Analysis of the vibrational spectrum of symmetrically solvated alkali metal cations

Abstract

This paper presents the results of an analysis of the vibrational spectrum of the solvated alkali metal cations in dimethyl sulphoxide (DMSO). The purpose of this study is to determine more about the structure of the primary solvation shell and to formulate a clearer picture of the vibrational states of these species. The ionic systems are investigated with the use of a potential energy function which consists basically of an ionic term and an exponential repulsion. Dispersion interactions, where they apply, are accounted for with the use of the Morse function. For systems with cubicsymmetry there is no dependence in the force constant upon electrostatic terms. Thus, the far infrared spectrum provides a probe of the repulsion interaction which operates between the ion and the solvent.

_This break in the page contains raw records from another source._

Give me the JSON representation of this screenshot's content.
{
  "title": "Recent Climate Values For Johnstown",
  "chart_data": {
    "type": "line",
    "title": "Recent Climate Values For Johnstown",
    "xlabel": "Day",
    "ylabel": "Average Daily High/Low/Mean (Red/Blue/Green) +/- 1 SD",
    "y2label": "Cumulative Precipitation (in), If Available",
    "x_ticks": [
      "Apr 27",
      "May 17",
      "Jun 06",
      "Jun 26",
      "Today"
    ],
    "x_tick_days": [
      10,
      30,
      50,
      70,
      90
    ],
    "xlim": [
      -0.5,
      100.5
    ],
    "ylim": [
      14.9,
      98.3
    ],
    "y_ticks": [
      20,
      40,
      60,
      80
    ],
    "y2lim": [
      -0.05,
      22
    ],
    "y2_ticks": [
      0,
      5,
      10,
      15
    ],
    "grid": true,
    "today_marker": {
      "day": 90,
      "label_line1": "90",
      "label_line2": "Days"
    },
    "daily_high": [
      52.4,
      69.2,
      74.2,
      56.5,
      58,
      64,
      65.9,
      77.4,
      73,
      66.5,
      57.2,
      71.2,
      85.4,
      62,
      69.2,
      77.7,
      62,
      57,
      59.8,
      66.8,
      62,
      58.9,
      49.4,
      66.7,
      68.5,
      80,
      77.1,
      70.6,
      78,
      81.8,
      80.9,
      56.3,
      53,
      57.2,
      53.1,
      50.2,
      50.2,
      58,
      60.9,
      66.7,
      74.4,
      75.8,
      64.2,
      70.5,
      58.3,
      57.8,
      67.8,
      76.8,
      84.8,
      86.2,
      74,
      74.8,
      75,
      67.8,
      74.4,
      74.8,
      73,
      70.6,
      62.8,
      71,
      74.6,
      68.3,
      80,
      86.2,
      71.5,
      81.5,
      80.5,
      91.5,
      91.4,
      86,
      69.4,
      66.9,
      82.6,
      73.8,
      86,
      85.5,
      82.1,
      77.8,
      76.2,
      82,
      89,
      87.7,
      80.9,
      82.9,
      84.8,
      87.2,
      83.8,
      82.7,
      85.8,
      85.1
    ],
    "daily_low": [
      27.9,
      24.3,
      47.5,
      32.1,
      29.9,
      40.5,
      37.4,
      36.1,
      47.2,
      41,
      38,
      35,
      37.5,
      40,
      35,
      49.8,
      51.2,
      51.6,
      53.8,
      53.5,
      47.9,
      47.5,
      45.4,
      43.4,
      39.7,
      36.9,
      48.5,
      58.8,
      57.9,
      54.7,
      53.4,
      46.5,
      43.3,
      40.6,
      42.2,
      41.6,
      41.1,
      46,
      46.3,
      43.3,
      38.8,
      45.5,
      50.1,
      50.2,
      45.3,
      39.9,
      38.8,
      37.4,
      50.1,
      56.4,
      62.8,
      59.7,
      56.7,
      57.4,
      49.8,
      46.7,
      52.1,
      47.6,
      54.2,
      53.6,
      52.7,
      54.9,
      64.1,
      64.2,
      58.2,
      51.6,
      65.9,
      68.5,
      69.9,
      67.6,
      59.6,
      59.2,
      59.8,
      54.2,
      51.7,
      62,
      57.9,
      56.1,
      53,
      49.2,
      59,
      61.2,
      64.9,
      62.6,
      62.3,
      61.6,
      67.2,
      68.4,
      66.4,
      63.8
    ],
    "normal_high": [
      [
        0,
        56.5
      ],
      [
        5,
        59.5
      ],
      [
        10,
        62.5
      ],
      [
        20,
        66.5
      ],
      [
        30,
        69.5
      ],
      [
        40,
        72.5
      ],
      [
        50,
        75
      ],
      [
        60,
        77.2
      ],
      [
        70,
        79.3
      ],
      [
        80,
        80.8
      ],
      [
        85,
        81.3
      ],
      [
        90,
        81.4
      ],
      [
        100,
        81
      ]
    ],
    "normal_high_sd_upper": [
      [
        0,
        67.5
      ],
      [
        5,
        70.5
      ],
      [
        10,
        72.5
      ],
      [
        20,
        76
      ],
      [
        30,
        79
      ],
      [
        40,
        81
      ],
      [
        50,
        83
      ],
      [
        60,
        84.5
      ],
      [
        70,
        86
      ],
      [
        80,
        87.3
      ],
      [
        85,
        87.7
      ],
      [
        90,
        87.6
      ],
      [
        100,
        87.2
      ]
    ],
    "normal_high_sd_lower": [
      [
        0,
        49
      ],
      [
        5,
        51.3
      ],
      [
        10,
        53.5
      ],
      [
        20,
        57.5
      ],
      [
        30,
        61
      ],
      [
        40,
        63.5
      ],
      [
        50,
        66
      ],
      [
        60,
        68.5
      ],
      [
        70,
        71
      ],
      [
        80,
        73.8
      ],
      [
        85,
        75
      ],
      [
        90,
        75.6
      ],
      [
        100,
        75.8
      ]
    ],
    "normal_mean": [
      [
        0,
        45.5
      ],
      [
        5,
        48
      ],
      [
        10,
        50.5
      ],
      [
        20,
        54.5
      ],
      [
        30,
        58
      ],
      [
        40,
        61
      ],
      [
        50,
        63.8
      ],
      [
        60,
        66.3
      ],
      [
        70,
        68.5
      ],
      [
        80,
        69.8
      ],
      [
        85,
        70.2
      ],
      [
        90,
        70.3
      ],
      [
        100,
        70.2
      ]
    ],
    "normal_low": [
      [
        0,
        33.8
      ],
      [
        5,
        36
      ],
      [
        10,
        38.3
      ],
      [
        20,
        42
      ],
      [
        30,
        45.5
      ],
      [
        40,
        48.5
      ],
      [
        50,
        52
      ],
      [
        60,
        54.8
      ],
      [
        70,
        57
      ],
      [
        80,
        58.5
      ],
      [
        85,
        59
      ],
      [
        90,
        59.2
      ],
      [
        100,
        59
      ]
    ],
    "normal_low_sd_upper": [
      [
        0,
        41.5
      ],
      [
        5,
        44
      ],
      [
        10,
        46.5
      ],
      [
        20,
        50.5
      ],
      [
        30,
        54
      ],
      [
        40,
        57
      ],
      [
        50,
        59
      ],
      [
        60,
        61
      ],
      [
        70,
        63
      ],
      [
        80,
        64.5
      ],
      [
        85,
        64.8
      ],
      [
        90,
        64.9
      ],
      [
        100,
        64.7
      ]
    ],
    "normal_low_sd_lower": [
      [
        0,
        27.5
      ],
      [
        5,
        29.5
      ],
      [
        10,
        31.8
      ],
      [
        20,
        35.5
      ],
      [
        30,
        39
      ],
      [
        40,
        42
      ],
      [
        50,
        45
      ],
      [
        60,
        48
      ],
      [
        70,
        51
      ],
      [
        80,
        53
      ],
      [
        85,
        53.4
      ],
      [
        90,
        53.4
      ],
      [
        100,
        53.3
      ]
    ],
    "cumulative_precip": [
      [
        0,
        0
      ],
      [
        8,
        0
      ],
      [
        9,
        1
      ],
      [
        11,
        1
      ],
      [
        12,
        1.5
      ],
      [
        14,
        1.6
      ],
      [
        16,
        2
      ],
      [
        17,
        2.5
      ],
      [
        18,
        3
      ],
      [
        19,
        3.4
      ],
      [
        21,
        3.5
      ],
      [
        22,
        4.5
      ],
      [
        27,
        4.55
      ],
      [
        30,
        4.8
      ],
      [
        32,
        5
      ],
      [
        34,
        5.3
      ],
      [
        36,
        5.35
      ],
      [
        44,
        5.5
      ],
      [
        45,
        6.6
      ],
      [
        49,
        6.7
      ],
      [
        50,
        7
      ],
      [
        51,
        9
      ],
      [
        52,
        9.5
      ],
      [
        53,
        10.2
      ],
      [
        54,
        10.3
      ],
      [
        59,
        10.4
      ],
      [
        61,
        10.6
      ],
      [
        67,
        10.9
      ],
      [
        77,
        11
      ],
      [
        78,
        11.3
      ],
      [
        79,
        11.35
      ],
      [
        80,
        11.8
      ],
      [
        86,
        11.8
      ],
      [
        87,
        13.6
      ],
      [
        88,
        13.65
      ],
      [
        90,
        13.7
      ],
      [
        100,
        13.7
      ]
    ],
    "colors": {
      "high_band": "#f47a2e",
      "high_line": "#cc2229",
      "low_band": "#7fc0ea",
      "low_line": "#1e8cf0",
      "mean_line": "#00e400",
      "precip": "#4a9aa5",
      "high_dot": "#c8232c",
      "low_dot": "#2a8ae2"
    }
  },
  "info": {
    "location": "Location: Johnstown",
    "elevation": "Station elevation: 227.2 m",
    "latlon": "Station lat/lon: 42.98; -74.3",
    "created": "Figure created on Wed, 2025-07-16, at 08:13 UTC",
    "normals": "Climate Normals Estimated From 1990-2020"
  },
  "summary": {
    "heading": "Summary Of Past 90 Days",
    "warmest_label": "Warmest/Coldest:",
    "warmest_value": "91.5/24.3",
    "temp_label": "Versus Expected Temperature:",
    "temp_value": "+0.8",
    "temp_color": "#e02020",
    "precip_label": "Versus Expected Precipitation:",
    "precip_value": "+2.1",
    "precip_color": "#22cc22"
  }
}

On the other hand, the breathing modes depend upon all contributions in the potential function. This study shows that the ions of lithium, sodium and potassium can be regarded as classical point charges. Dispersion effects are not important for these ions. The far infrared spectra of the ions of rubidium and cesium, on the other hand, depend upon dispersion forces. Finally, the ions of lithium and sodium may be regarded as atomic masses trapped inside an infinitely massive solvent cage. For the remaining alkali metal ions, reduced mass effects are important in the determination of the vibrational frequencies.